AMD CPU speculation... and expert conjecture

Reepca · Feb 27, 2015

palladin9479 :

Reepca :

You gotta stop approaching things from a human PoV, humans are very serial thinkers to the tune of cause -> effect -> observation -> reaction. Physics is extremely dynamic and parallel, where time is the only serial element. Each interaction would be done simultaneously but only if that interaction happened within the exact same time slice and would use a number of threads equal to the number of simultaneous interactions within the same reference frame. This is how physics simulators work but doing it in real time is computationally expensive requiring massive parallel capabilities. The real issue is creating an API or other model that allowed the input and output of the physics to be useful to the logic of a game. It's extremely hard for humans to wrap their minds around dozens if not hundreds of things happening simultaneously so instead we think of it as a series of events handled in sequence which can work well without our own mind.

A good way to think of it would be how a database serves requests. Each request is a single serial task but the database receives many hundreds of these tasks every second and some of them interact with each other. So while each physics interaction is serial in that moment, there are many interactions happening simultaneously that can be processed separately, for that time slice / moment. Then with the results of those interactions you process the next time slice / moment, then the next and so on / so forth. The issue then becomes balancing it out so that you don't get caught behind since if it takes you longer then 10ms to calculate out the physics that took place in those 10ms your going to start having lag issues. You want to keep the interactions simple enough that you can do them quickly and not get caught, but complex enough to be useful.

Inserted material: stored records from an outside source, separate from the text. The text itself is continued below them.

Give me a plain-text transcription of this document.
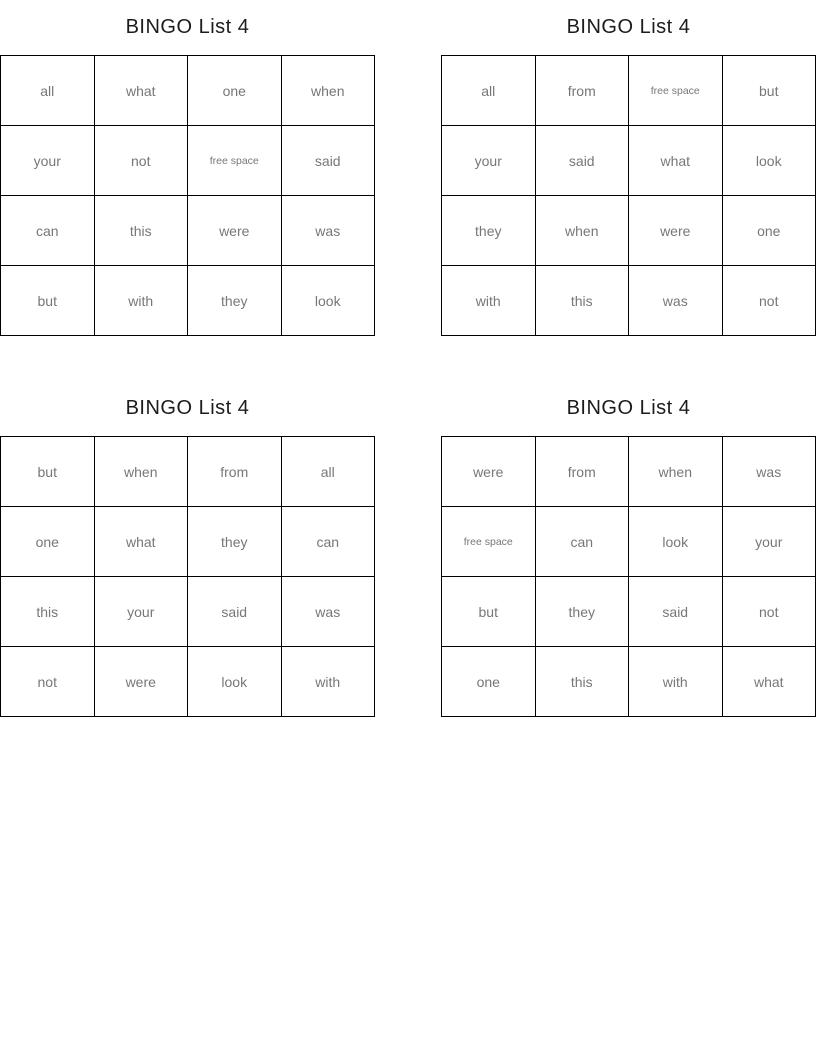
BINGO List 4
all	what	one	when
your	not	free space	said
can	this	were	was
but	with	they	look
BINGO List 4
all	from	free space	but
your	said	what	look
they	when	were	one
with	this	was	not
BINGO List 4
but	when	from	all
one	what	they	can
this	your	said	was
not	were	look	with
BINGO List 4
were	from	when	was
free space	can	look	your
but	they	said	not
one	this	with	what
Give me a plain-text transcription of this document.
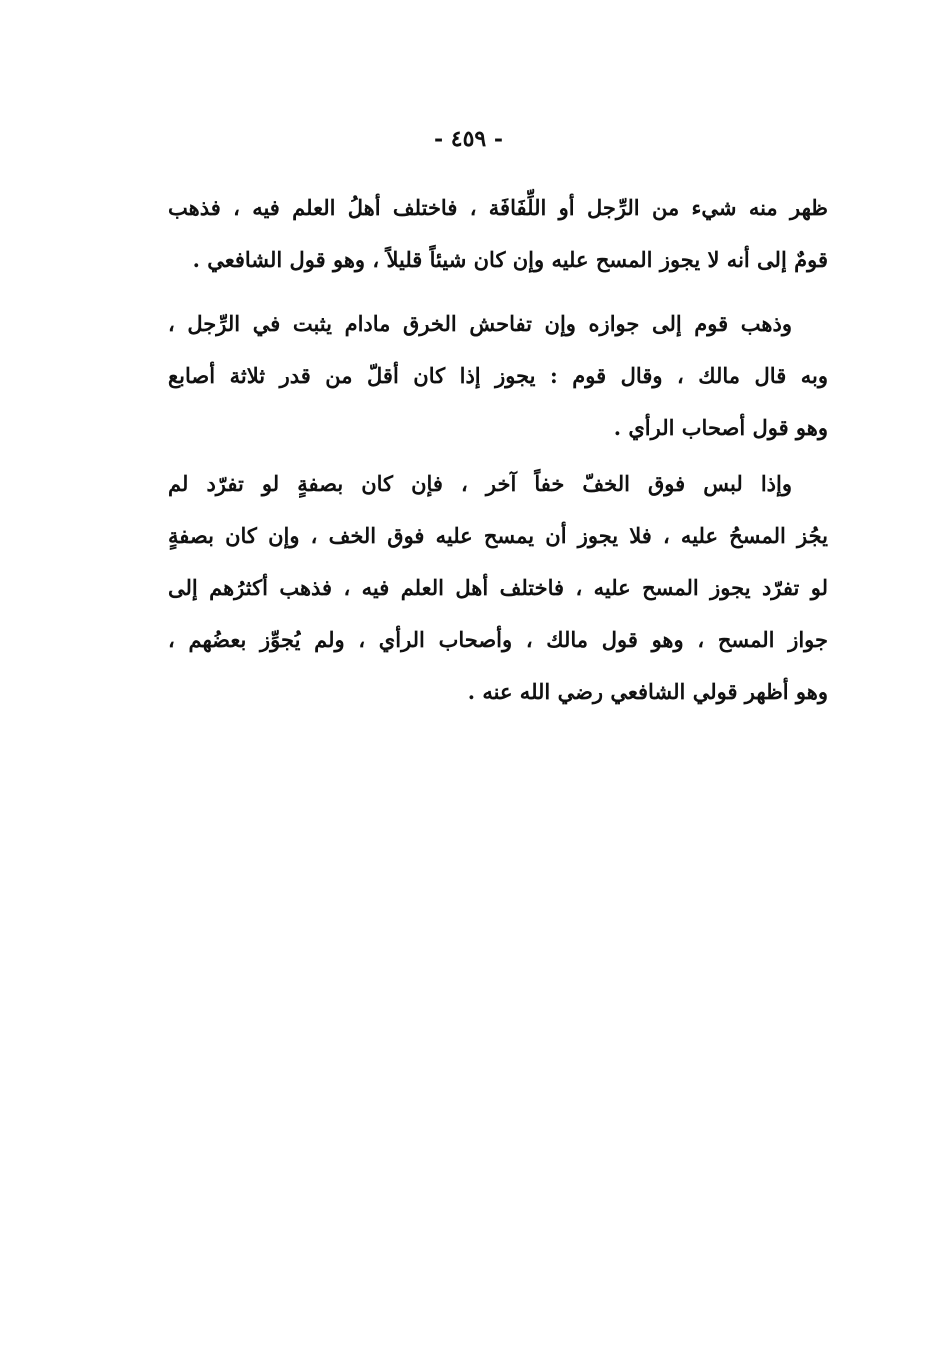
- ٤٥٩ -
ظهر منه شيء من الرِّجل أو اللِّفَافَة ، فاختلف أهلُ العلم فيه ، فذهب
قومٌ إلى أنه لا يجوز المسح عليه وإن كان شيئاً قليلاً ، وهو قول الشافعي .
وذهب قوم إلى جوازه وإن تفاحش الخرق مادام يثبت في الرِّجل ،
وبه قال مالك ، وقال قوم : يجوز إذا كان أقلّ من قدر ثلاثة أصابع
وهو قول أصحاب الرأي .
وإذا لبس فوق الخفّ خفاً آخر ، فإن كان بصفةٍ لو تفرّد لم
يجُز المسحُ عليه ، فلا يجوز أن يمسح عليه فوق الخف ، وإن كان بصفةٍ
لو تفرّد يجوز المسح عليه ، فاختلف أهل العلم فيه ، فذهب أكثرُهم إلى
جواز المسح ، وهو قول مالك ، وأصحاب الرأي ، ولم يُجوِّز بعضُهم ،
وهو أظهر قولي الشافعي رضي الله عنه .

I had a long post written up about dependencies between colliding objects between-updates that likely completely misinterpreted your post, so I scrapped it (partially resurrected later).

So if I understand this correctly, physics isn't part of the main game thread, but rather runs separately - constantly updating the state of all objects based on time passed and interactions between objects in a loop. In this way, it is task parallel. However each object is... well... its own object! An individual thread can process the interactions between each object and everything else. In this way it is data-parallel.

But the part that bugs me about this is that for any time-chunk, things happen within that time-chunk. Taking this to an extreme example, suppose that one time chunk lasted 10 seconds. Two people are moving towards each other and, simply checking their paths against each other, one would think they would collide, except that 1 second into this time chunk person A gets hit by a train and flies far away. If we only looked at the interactions between person B and the world, person A and the world, and the train and the world (individually, in parallel) we would end up with persons A and B colliding *and* the train hitting person A. The way I imagine it, nothing is "simultaneous" in a time chunk - something happening within 10 ms of another thing clearly doesn't mean they happen at the same time. Collisions should be detected, sorted by time, processed in order, and every time a collision is processed all objects are moved forward to that point in time (and the corresponding change in position) and any objects that thought they were going to collide with either of those involved in that collision must re-check for the soonest collision... in my head, at least. Due to dependencies between the objects, don't the interactions have to be processed in order?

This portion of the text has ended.